Sam Eidson as Scott in Zero Charisma (Tribeca Film)

Sam Eidson as Scott in Zero Charisma (Tribeca Film)

Directed by Katie Graham & Andrew Matthews
Produced by Thomas Fernandes, Ezra Venetos
Written by Matthews
Released by Tribeca Film
USA. 86 min. Not rated
With Sam Eidson, Anne Gee Byrd, Brock England, Garrett Graham, Cyndi William, Vincent James Prendergast, Dakin Matthews & Katie Folger

Zero Charisma could be described as the geek version of Big Fan. If memory serves, an obsessive sports fan (Patton Oswalt) takes his passion way too seriously. An outsider, mostly by choice but also by his temperament, has a dysfunctional relationship with his immediate family and has an “other” as a sort of nemesis.

So too in Zero Charisma we get another social maladroit, Scott, played by Sam Eidson, as a kind of Kevin Smith-gone-wrong, a self-described “game master” who has his own sort of role-playing Dungeons & Dragons game, with his own hand-painted figurines. He belongs to a group of fellow nerd friends who have been at it for years (some for too long apparently, as one member early on has to leave, for good, under threat of a finished marriage). Scott lives with his grandmother, and has to put up with the routinely Rupert Pupkin-esque interruptions (like “Help me open this jar!”/“I’m playing a game!”).

What drives the surface conflict, which you know will reach a boiling point sooner or later, is the new guy replacing the former member of the group. Miles (Garrett Graham) may have a nerdy façade and know intricate details about the Millennium Falcon vs. Voyager airships (though the nerd discussions kind of start and stop there outside of the made-up game talk, which will go over the head of anyone not already a hardcore gamer).

But Mile’s everything Scott is not. Successful as an artist and writer, he has a steady, beautiful girlfriend (Katie Folger), and is naturally funny and affable. Needless to say, Scott can’t stand him. On top of this, following Scott’s grandmother having a stroke, his mother, Barbara (an excellent Cyndi Williams), comes to visit with some plans of her own that mess up Scott’s living situation. Oh boy.

The scenario, though, is one seen in many Will Ferrell or Judd Apatow comedies—the man-child who is just too stubborn or too set in his ways to grow/man up. But the filmmakers here are attempting something more admirable, and really much darker among other cringe-comedy movies out there (again, Big Fan is a “comedy,” but if you laugh in some parts there may be something wrong with you). The dichotomy between Scott and Miles is what pushes the film to its sort of tragic-comic conclusions, and by the end neither one really comes off well, but for the filmmakers neither person is entirely appealing or unappealing (Miles is the hip Internet-film writer guy, and Scott… has gaming and fantasy posters in his bedroom).

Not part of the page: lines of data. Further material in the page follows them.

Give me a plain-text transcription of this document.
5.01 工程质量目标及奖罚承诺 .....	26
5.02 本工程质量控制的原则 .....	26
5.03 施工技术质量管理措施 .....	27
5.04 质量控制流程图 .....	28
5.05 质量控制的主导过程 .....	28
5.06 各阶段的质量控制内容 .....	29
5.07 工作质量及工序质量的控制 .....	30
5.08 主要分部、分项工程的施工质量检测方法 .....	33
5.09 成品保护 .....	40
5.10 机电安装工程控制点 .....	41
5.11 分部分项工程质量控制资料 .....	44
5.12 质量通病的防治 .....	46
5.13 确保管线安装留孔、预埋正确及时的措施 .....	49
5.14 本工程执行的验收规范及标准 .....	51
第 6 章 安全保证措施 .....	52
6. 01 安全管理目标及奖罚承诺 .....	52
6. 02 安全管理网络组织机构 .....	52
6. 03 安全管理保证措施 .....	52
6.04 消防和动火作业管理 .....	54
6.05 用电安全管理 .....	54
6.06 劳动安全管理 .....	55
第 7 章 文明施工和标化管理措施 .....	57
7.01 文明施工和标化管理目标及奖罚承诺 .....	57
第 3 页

Eidson makes sure that scenes of Scott being full of himself, making interactions so awkward to the point of chilling the room to an arctic freeze, feel authentic: scenes of him crying in a bathroom while others laugh outside or when he just simply spills some ketchup on his Master Gamer planning sheet. His range is limited based on his voice and his body type (he’s a big guy, not unlike Ethan Suplee, an actor you might recall from Mallrats as declaring “There is no Easter bunny,” but I digress). But for what he’s asked to do and how the other actors react to him, he conveys the truth in all of his insecurity and rage. The change in Scott is subtle, though it’s easy to miss.

It should be noted that, unlike my continued comparison Big Fan, this is funnier than it has a right to be, and much of this can be credited to Andrew Matthews’ script. Certain exchanges are just irresistible (Scott on being called out for being a liar: “I’m the game master!” “So was Nixon.”) and there are plenty of laugh-with-your-hands-over-your-face moments with Scott’s family. The mother and grandmother reveal so much that we know how Scott turned out the way he is— for worse and for, um… we’ll just leave it at that. Zero Charisma is a biting dramedy that deals in some familiar tropes of the man-child within a niche in pop culture, with a fresh, darkly moving perspective.